American Jewish Committee
Tuesday, 9 February 1999

"The Holocaust and its Impact on Christian-Jewish Relations" will be the theme at a major two-day interreligious conference sponsored by the American Jewish Committee, the Archdiocese of Baltimore, and the National Conference of Catholic Bishops. A special focus of the conference will be how the Shoah is taught in the Christian community, with educational workshops presented for clergy, educators and other religious leaders.

Among the featured speakers at the event, to be held in Baltimore on February 17-18:

- His Eminence Edward Idris Cardinal Cassidy, President of the Holy See's Commission for Religious Relations with the Jews;
- His Eminence William Cardinal Keeler, Archbishop of Baltimore;
- Rabbi A. James Rudin, Director of Interreligious Affairs, American Jewish Committee;
- Dr. Eugene Fisher, Director of Catholic-Jewish Relations for the National Conference of Catholic Bishops;
- Martin S. Kaplan, Chair of AJC's Interreligious Affairs Commission;
- Dr. Steven T. Katz, Director of Judaic Studies, Boston University;
- The Rev. John T. Pawlikowski, Professor of Social Ethics, Catholic Theological Union, Chicago; and
- Rabbi Michael A. Signer, Abrams Professor of Jewish Thought and Culture, University of Notre Dame.

Session topics will include: "The Shoah in Historical Context," "Educational Implementation of the Vatican Document 'We Remember,'" "Confronting the Shoah in Education," 'We Remember: A Reflection on the Shoah' -- One Year Later," "Catholic-Jewish Relations: The Unfinished Agenda," and "Prospectus for the Future."

Also at the conference, participants will examine the growing success of AJC's C/JEEP project (The Catholic/Jewish Educational Enrichment Program), which seeks to dispel myths and stereotypes among young people by sending Catholic priests or sisters to teach in private Jewish high schools and rabbis to teach in Catholic high schools.

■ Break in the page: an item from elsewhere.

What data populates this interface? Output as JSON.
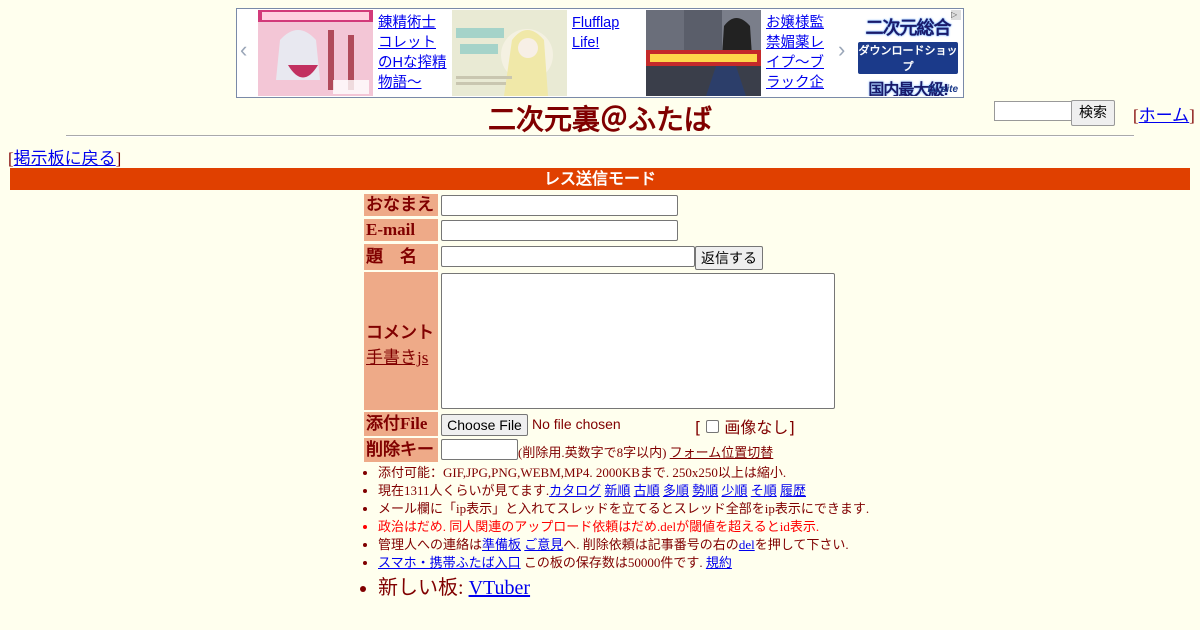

Sponsored jointly with the Catholic Archdiocese, AJC's C/JEEP program, began in Los Angeles, in 1992. Through the aid of a significant grant from Steven Spielberg's Righteous Persons Foundation, C/JEEP has expanded into schools in New York, San Francisco, Chicago, and Philadelphia.

The Baltimore conference is made possible, in part, by a grant from the Harriet and Robert Heilbrunn Institute for International Interreligious Understanding, an institute of the American Jewish Committee.